回答:重症度と薬の量は、必ずしも比例しない

 症状が重ければ薬の量が多くなることが一般的ですが、全ての薬がそうではありません。

 『アーチスト(一般名:カルベジロール)』は、心不全には1.25mg~10mg、高血圧には10~20mgで使用する薬です。そのため、重症度とは関係なく、高血圧患者の方が心不全患者よりも飲む薬の量が多くなる傾向にあります。

 心不全よりも重症な状態の高血圧だからたくさんの量を飲んでいる、というわけではありません。

回答の根拠:『アーチスト』の適応症

 『アーチスト』には、高血圧、狭心症、心不全の3つの適応症があります。この3つの症状に対して、それぞれ異なる薬の使い方をします。

※『アーチスト』の用法・用量 1)
1.本態性高血圧、腎実質性高血圧・・・1日1回10~20mg
2.狭心症・・・1日1回20mg
3.慢性心不全・・・1回2.5~10mgを1日2回

 1) アーチスト錠 添付文書

 つまり、『アーチスト』は高血圧には10mgより多い量、心不全には10mgより少ない量で使用する薬です。これは重症度とは関係なく、病気の種類によって決まるものです。

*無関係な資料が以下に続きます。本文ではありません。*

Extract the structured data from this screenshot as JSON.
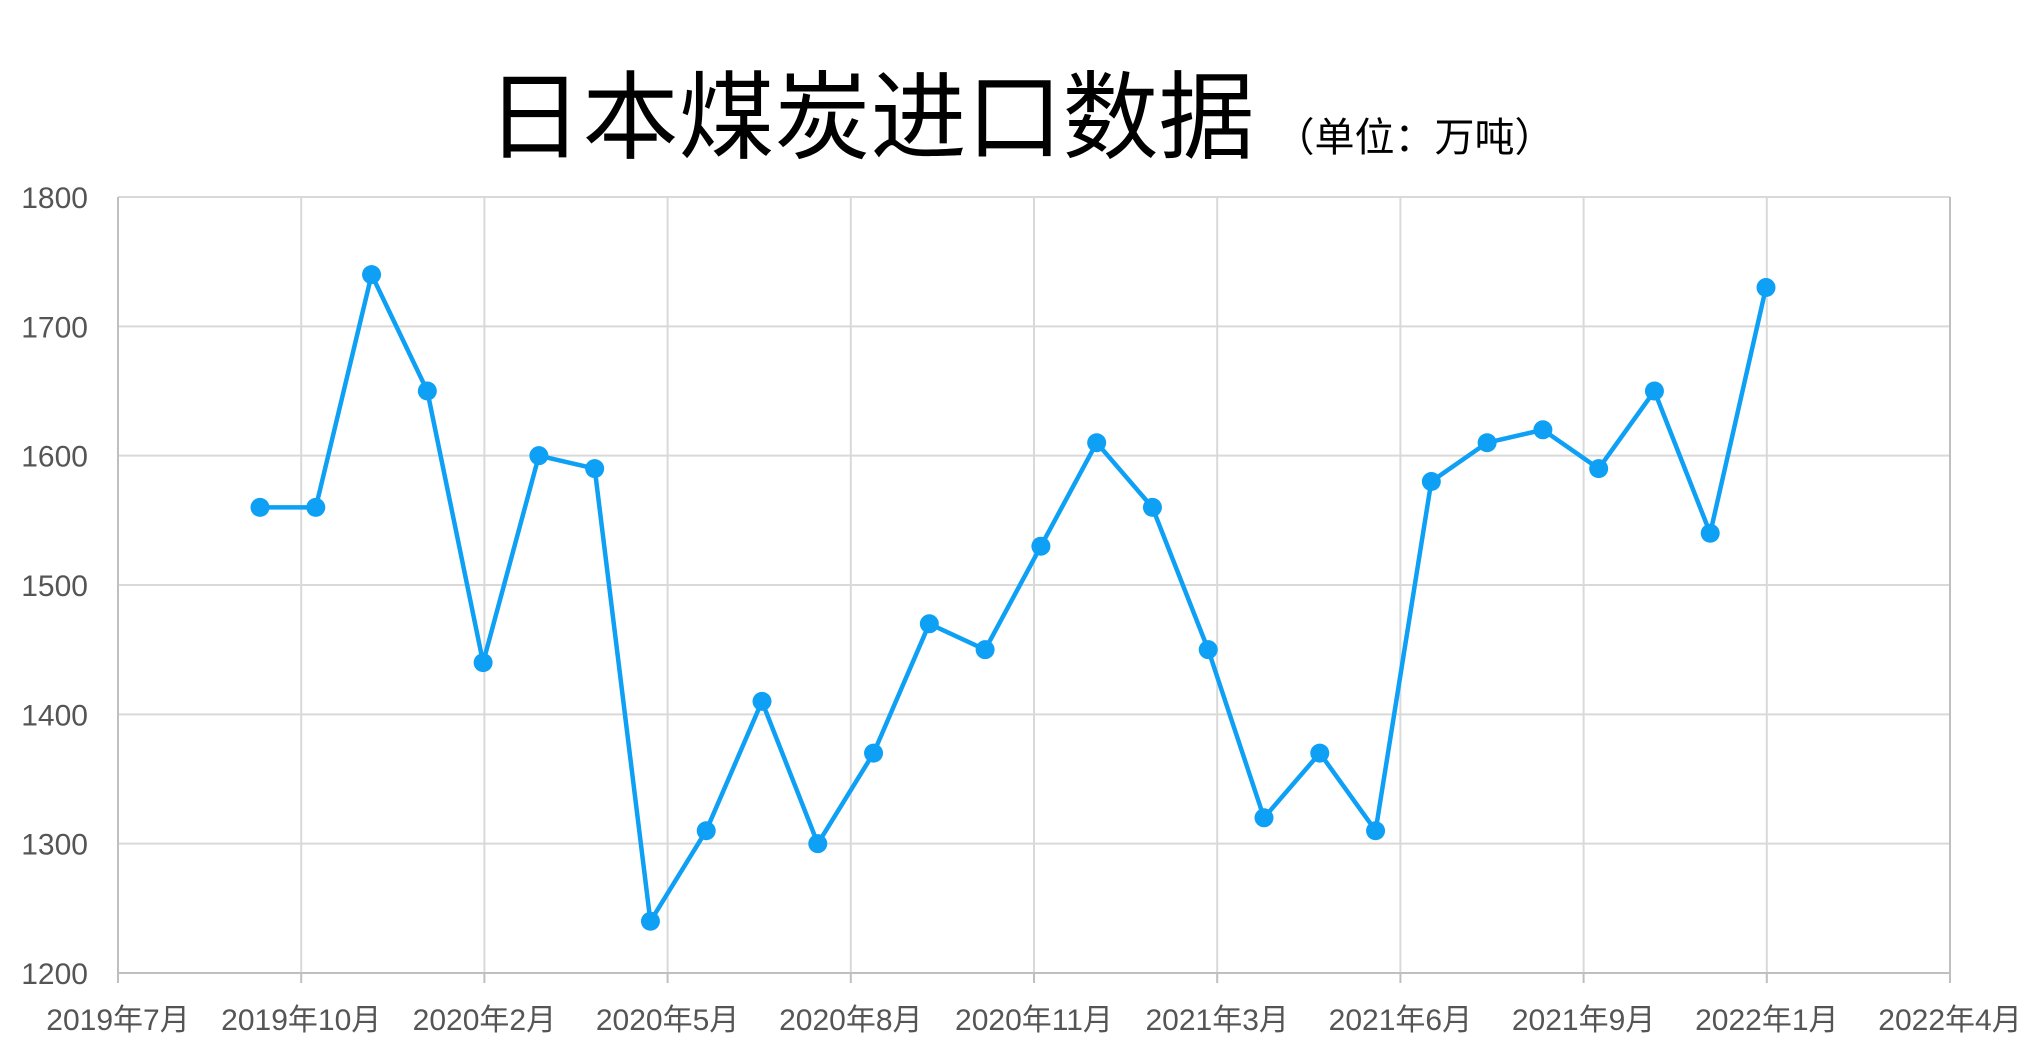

 また、『アーチスト』には1.25mg、2.5mg、10mg、20mgという含有量の異なる4種類の錠剤がありますが、含有量によって効能が異なる変わった薬です。

1.25mgの錠剤 → 慢性心不全のみ
2.5mgの錠剤   → 慢性心不全のみ
10mgの錠剤    → 高血圧、狭心症、慢性心不全の3つに適応
20mgの錠剤    → 高血圧、狭心症の2つに適応

薬剤師としてのアドバイス:薬の量だけでは比較できない

 薬の使い方は、その人の環境や体質など様々な要因によって変わります。症状だけで決まるものではありません。
 また、mgや%だけで薬の強さを比較することもできません。更に『アーチスト』のように、同じ薬であったとしても、薬の量と重症度が比例しないものもあります。

 このように薬は単純には比較できませんので、もし使い方について疑問に感じた際には一人で悩まず、医師・薬剤師に相談するようにしましょう。

 

~注意事項~

◆用法用量はかかりつけの主治医・薬剤師の指示を必ずお守りください。
◆ここに記載されていることは「原則」であり、治療には各々の環境や状況により「例外」が存在します。